O Banco Nacional de Desenvolvimento Econômico e Social (BNDES) confirmou, nesta sexta-feira, 9/12, a devolução antecipada de R$ 100 bilhões do total de mais de R$ 400 bilhões aportado pelo Tesouro Nacional à instituição no período de 2009 a 2014.
A expectativa é que a operação seja viabilizada até o dia 31 de dezembro deste ano. A decisão da aprovação da devolução foi tomada na noite de quinta-feira pelo Conselho de Administração do banco.
Segundo o BNDES, essa era a etapa que faltava para efetivar a operação de devolução dos recursos, julgada legal pelo Tribunal de Contas da União (TCU) em novembro passado.

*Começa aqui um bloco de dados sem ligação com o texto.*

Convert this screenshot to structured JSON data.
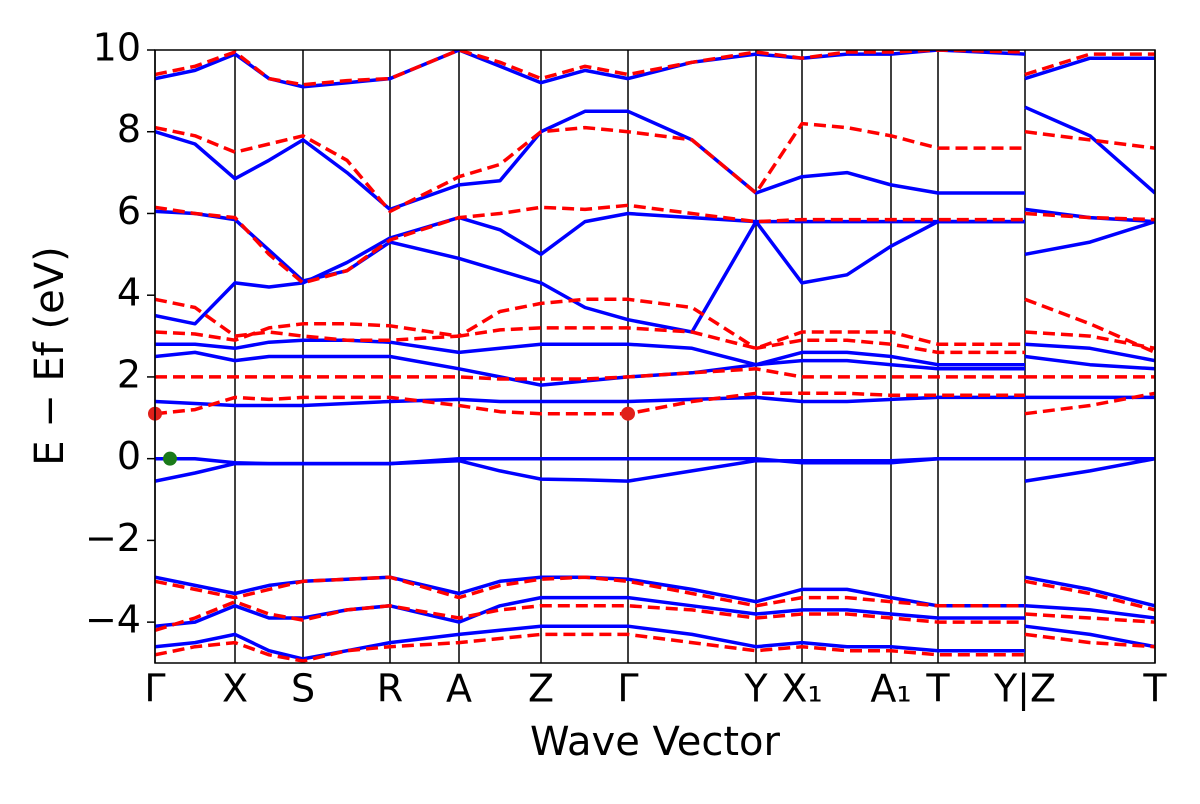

Inicialmente, a devolução dos R$ 100 bilhões seria feita em três parcelas anuais, até 2018, sendo uma de R$ 40 bilhões e duas de R$ 30 bilhões, cada. A decisão de devolver a quantia de uma só vez foi tomada após o aval dado pelo TCU.
A devolução antecipada de recursos enfrentou, desde o início, resistência da Associação de Funcionários do banco (AFBNDES). Na terça-feira (13/12), dentro da política de comunicação interna, técnicos do BNDES darão palestra aos servidores sobre a operação de devolução dos R$ 100 bilhões durante o evento Café com Conhecimento.
Na avaliação da direção do banco, o pagamento ao Tesouro contribuirá para reduzir a trajetória ascendente da dívida bruta, favorecendo a retomada dos investimentos, o crescimento econômico e a geração de empregos.
A Secretaria do Tesouro Nacional estima em 2,2% do Produto Interno Bruto (PIB, soma das riquezas produzidas em um país) o impacto positivo da medida.
Além do abatimento da dívida bruta, na razão de um para um, a antecipação do pagamento de R$ 100 bilhões significa redução dos custos com subsídios implícitos de aproximadamente R$ 37,3 bilhões a valor presente nos próximos 35 anos, informou o BNDES após a decisão do TCU, no dia 23 de novembro deste ano.
“Assim, a redução total na Dívida Bruta do Governo Geral (DGBB) será de R$ 137,3 bilhões”.